City Mulls Creating Wider Sightlines at Lower Manhattan Intersections
The City’s Department of Transportation (DOT) is planning to modify 1,000 intersections throughout the five boroughs each year to increase pedestrian safety, with more than a dozen of these likely to be chosen in Lower Manhattan.
The new design is called “daylighting,” and it consists of removing parking spaces within 20 feet of intersections to create unobstructed sight lines for drivers, pedestrians, cyclists, and others. State law already contains a provision requiring such safety buffers, but New York City preempts this mandate, making it legal for vehicles to park with their front bumpers as little as one inch from a painted crosswalk.
As it scouts for candidate sites for daylighting in each neighborhood, DOT is asking Community Board 1 (CB1) to recommend intersections in Lower Manhattan. At its January 23 meeting, CB1 enacted a resolution urging DOT to consider three corridors—Canal Street between West Street and the Bowery; Sixth Avenue from Franklin Street to Canal Street; and West Street between Canal Street and Battery Place. CB1 also asked DOT to focus on “blocks with a school, senior center, assisted living facility, facility for people with disabilities, hospital, park or library,” and a proposed “pedestrian priority area” surrounding the Brooklyn Bridge, Water Street, and Pearl Street.

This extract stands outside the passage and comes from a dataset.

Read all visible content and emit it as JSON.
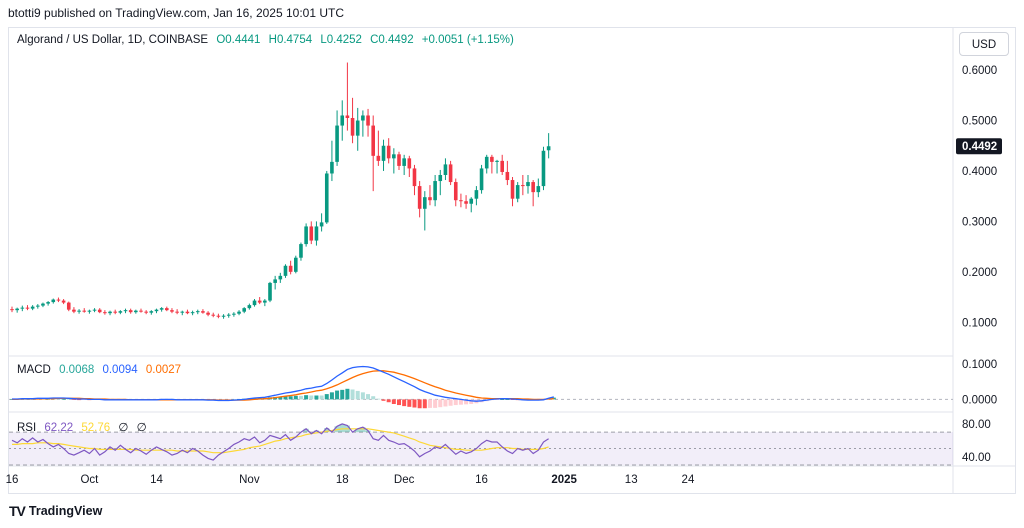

The resolution calls upon DOT to install physical barriers that would prevent illegal parking at these intersections, with “boulders, bollards or heavy planters to block vehicle access until long-term safety measures such as sidewalk neckdowns can be instal
led to also calm traffic, shorten pedestrian crossings and increase the space that is available at corners.”
According to the online database Crashmapper.org, CB1 (which encompasses Manhattan below Canal, Pearl, and Baxter Streets, and the Brooklyn Bridge), was the site of 206 vehicular crashes in calendar year 2023, resulting in no fatalities, but 236 injuries (56 to cyclists, 75 to pedestrians, and 105 to motorists). This is up from one death and 197 total injuries in 2022, and nearly equal to the totals for 2021 (zero fatalities, but 234 injuries).
Sobering as they are, these tallies nevertheless rank Lower Manhattan first in terms of vehicle safety in all of Manhattan. (The most dangerous district is Community Board 11, which covers East Harlem.) Citywide, Lower Manhattan is listed as the 14th safest among the New York’s 74 community board districts.